Adieu Rodolphe, le Compagnon de Jehu !
« Le panache n’est pas la grandeur, mais quelque chose qui s’ajoute à la grandeur, et qui bouge au-dessus d’elle. C’est quelque chose de voltigeant, d’excessif… le panache, c’est l’esprit de la bravoure. Oui, c’est le courage dominant à ce point la situation qu’il en trouve le mot… Plaisanter en face du danger, c’est la suprême politesse, un délicat refus de se prendre au tragique ; le panache est alors la pudeur de l’héroïsme, comme un sourire par lequel on s’excuse d’être sublime…le panache, c’est souvent, dans un sacrifice qu’on fait, une consolation d’attitude qu’on se donne. Un peu frivole peut-être, un peu théâtral sans doute, le panache n’est qu’une grâce ; mais cette grâce est si difficile à conserver jusque devant la mort, cette grâce suppose tant de force (l’esprit qui voltige n’est-il pas la plus belle victoire sur la carcasse qui tremble ?) que, tout de même, c’est une grâce… que je nous souhaite » (E. Rostang )
Je vais parler en quelques lignes de Rodolphe, disparu dans la nuit du 15 au 16 mars. Rodolphe pour ceux qui l’on connut, était d’une grande générosité, lorsque ses moyens le lui permettaient ce qui était fort rare, mais serviable, j’en ai gardé le souvenir lorsque les temps étaient difficiles… Nous nous sommes connus fin 1982, lorsqu’il débarquait de la section d’Action française de Rouen. Nous étions alors de ces jeunes loups, rebelles à la façon de Bernanos, lisant du Proudhon, Valois et vendant le journal dans la rue. Il en avait révolutionné les méthodes et personne que je sache n’a pu jusqu’à aujourd’hui dépasser nos scores de ventes d’alors. Pendant que certains trouvaient des excuses pour l’inaction, nous partions chaque jour, vendre « Aspects de la France » aux Trois quartiers (Printemps), devant les magasins, à l’angle de cette petite rue qui terminait au fameux « passage du Havre » près de St Lazare. Nous avions renoué alors avec la tradition des Camelots du Roi, je le vois encore avec son veston et son sac à journaux en bandoulière, il arborera plus tard son imper kaki où une veste de chasse. Nous nous faisions une amicale rivalité du meilleur vendeur mais il me distançait toujours d’une dizaine. Cela parait peut-être incroyable pour certains qui me liront mais imaginez tout de même que nous vendions à 2 et parfois à 3 plus de 500 journaux par semaine, dans un rythme avoisinant les 30 à 45 de l’heure !

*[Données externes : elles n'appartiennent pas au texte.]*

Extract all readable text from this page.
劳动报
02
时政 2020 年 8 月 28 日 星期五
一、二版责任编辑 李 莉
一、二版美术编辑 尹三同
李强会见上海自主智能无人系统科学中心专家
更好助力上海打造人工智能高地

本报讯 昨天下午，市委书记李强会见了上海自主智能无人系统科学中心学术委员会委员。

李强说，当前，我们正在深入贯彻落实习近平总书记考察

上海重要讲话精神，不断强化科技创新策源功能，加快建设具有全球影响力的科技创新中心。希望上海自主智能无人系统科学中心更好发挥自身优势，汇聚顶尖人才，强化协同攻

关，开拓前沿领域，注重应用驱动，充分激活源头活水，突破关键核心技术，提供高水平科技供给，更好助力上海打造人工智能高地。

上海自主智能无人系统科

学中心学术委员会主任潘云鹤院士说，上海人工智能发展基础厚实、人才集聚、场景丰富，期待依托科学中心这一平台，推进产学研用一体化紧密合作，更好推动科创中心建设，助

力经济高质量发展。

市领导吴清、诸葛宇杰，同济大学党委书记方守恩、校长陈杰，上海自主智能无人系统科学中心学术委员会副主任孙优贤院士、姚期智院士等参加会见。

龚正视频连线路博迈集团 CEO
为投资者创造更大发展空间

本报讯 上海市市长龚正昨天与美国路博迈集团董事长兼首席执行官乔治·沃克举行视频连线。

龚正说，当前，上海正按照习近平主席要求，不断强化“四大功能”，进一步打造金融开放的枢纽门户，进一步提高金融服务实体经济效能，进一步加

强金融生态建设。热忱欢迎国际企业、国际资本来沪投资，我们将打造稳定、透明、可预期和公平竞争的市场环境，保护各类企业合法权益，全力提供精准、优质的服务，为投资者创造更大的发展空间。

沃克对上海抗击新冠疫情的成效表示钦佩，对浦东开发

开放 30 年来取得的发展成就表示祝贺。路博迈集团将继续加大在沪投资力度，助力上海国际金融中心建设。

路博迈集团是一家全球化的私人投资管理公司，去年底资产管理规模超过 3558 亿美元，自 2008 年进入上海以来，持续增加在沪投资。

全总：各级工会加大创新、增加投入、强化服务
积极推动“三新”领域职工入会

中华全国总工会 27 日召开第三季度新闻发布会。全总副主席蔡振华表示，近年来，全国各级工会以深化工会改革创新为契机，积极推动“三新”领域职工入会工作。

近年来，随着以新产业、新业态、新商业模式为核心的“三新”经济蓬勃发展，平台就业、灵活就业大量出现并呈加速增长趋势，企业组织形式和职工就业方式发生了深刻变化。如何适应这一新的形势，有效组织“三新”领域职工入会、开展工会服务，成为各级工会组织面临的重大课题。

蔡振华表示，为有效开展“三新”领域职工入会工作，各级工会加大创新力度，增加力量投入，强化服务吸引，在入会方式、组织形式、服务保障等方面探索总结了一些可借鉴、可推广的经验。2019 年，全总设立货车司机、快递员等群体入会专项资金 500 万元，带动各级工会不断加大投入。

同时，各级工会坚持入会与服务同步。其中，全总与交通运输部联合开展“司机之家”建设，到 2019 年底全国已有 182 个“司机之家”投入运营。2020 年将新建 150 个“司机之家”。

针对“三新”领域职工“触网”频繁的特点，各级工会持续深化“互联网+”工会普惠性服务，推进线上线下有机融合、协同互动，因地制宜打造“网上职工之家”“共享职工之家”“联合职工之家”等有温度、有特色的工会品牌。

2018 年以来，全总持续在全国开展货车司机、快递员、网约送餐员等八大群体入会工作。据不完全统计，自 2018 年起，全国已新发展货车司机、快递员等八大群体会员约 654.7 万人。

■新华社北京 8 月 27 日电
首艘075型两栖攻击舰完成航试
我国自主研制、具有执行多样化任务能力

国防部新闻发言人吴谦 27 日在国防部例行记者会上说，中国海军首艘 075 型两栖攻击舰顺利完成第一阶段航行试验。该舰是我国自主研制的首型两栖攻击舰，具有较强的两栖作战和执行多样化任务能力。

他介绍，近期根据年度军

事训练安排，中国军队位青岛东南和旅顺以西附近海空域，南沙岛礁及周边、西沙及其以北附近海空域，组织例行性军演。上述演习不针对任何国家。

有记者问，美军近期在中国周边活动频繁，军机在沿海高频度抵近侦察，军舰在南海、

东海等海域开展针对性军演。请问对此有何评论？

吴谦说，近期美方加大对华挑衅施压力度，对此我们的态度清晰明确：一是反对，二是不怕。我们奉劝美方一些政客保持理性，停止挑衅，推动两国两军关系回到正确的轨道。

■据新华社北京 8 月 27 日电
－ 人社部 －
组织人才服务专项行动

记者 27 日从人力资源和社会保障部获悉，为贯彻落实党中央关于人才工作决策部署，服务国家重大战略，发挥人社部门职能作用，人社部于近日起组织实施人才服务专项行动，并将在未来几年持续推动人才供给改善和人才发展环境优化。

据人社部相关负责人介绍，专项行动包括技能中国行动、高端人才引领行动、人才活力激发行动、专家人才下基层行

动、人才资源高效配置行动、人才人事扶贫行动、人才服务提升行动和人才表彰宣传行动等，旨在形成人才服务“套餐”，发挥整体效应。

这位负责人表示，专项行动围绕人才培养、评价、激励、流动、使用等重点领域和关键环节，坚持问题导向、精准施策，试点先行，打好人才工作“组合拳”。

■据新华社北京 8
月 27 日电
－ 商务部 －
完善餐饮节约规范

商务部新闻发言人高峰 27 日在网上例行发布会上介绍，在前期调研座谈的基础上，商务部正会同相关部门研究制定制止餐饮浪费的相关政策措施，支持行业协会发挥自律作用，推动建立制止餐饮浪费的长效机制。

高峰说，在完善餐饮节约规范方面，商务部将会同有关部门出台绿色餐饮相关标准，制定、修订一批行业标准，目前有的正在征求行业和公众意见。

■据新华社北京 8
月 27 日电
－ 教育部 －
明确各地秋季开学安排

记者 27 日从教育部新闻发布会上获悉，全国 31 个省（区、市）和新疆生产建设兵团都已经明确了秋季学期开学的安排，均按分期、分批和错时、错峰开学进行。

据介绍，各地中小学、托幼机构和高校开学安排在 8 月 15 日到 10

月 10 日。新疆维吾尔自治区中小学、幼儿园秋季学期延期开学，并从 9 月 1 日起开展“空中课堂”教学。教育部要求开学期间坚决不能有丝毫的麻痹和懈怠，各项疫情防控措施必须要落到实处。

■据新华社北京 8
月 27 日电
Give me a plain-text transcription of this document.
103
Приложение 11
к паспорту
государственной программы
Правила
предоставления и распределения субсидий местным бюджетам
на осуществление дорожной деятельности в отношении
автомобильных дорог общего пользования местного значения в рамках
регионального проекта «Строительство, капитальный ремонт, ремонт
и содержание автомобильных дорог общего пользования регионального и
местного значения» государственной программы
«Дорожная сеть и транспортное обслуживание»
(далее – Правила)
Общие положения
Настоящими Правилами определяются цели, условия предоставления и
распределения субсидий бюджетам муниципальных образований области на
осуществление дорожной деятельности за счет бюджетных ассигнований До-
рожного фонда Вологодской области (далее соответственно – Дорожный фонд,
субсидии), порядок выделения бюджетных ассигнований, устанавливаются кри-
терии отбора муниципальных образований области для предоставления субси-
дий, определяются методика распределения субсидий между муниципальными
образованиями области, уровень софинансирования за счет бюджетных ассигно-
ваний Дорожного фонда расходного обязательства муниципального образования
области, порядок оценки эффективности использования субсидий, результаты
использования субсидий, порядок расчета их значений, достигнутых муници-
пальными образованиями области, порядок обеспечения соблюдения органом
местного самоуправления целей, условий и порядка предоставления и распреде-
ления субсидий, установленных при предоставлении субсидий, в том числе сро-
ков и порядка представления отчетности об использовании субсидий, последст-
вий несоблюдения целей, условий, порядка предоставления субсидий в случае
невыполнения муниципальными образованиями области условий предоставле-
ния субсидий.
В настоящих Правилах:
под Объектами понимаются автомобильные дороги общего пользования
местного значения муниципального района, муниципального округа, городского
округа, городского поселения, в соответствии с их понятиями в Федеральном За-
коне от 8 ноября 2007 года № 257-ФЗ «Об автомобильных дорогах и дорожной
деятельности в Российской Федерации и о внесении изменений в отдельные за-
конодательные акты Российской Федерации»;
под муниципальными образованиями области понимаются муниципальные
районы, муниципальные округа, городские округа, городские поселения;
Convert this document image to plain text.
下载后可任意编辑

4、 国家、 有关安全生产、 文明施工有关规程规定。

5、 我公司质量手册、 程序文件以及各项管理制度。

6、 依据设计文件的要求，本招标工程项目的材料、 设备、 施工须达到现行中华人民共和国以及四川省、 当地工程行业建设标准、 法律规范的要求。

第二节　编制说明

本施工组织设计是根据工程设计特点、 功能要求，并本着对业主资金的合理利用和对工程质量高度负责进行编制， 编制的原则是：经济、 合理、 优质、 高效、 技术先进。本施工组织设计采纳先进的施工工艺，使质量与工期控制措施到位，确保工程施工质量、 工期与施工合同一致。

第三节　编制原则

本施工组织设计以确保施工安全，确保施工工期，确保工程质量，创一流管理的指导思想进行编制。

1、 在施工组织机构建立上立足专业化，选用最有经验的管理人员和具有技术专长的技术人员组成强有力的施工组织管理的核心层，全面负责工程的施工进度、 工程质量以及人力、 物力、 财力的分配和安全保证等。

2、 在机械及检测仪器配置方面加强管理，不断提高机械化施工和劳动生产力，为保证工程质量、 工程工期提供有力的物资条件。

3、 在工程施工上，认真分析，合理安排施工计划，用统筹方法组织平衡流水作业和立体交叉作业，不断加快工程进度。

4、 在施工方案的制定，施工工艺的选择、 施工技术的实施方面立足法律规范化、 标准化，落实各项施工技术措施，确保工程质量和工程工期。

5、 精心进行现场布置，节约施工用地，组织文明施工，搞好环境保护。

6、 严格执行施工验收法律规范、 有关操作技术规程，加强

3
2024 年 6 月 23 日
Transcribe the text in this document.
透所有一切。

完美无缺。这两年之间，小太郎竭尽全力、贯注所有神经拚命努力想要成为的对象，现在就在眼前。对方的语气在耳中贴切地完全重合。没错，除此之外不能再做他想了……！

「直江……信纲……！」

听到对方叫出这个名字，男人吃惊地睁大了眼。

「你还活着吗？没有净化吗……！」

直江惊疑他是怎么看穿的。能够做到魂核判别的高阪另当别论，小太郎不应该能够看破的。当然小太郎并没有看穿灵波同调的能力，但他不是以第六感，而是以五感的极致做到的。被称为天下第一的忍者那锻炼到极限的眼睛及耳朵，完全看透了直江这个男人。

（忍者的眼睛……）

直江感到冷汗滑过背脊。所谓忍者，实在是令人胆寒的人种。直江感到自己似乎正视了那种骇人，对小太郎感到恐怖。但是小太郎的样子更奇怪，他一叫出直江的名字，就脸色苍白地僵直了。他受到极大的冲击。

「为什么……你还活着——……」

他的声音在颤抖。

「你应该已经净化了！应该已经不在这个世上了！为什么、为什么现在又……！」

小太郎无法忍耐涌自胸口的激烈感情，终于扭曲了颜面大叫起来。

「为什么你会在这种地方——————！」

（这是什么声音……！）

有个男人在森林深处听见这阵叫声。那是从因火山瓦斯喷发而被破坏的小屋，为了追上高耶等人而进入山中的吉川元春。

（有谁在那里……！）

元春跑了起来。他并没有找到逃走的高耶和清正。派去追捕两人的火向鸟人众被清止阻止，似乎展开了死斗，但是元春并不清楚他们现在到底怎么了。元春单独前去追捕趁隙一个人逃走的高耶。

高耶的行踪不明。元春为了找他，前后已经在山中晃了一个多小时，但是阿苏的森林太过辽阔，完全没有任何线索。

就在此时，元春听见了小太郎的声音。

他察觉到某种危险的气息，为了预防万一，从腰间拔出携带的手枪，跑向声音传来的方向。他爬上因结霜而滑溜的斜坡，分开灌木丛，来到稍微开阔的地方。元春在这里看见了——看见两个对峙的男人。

Loin du statisme, nous faisions du « théâtre » dans la rue, on s’interpellait d’un coin à l’autre, raillant les grincheux, voir en les moquant par le rire, à la Cyrano, nous pourrions dire. C’était une époque où rien ne nous faisait peur, la jeunesse à cette folle idée que le monde est à ses pieds ! Nous avions 23 et lui 29 ans et passions, il faut le dire une bonne partie de notre temps ensemble, il dormait dans les sous-sols des bureaux de l’AF, dans la fameuse « Boutique bleu » de la rue du Pélican, lisant divers auteurs avant de s’endormir sur des piles de journaux. Il restera pour ma génération une sorte d’Henri Lagrange, admiré des uns, dénigré par certains, par confort et embourgeoisement, incompris par d’autres, voir quelquefois hait, mais il avait dans le regard, comme dans la parole, la détermination de l’homme qui va jusqu’au bout. Il mena l’opération de « La Marche Bleu », le 9 juillet 1994, aux Minquiers-Ecrehous, d’une main de maître, s’y entendant pour galvaniser les hommes, nombreux d’ailleurs, regrettèrent de n’y avoir participés. Il avait entraîné : la Confédération Paysanne, le CDCA Confédération des Commerçants et Artisans, des jeunes normands et le tout emmené par les Marins-pêcheurs de Carteret. J’ai gardé le petit journal qui devait être crée « Le Cri de la Chouette », dont j’ai encore sous sa Plume, le canevas créatif, ce sera finalement « La Lettre de Force Ouest » qui sortira, cela pour faire reconnaître l’exception Française sur ces îles. Nous étions partis tous les deux de la Porte de St Cloud, pour l’embarquement à 9h et le Comité de défense du Pays Réel, débarqua sur les iles (voir la vidéo en ligne). Nous fîmes une messe traditionnelle sur la plage et l’on planta la bannière normande au-dessus du drapeau Britannique ! Imaginez la stupeur des quelques policiers Anglais présents, indignés, mais on devenait des héros aux yeux des Marins-pêcheurs Français par ce défi relevé. Les force de police Anglaise nous menaçait d’une intervention, expliquant l’affront diplomatique tant pour l’Angleterre que la République Française, imaginez combien alors, cela pouvait nous toucher !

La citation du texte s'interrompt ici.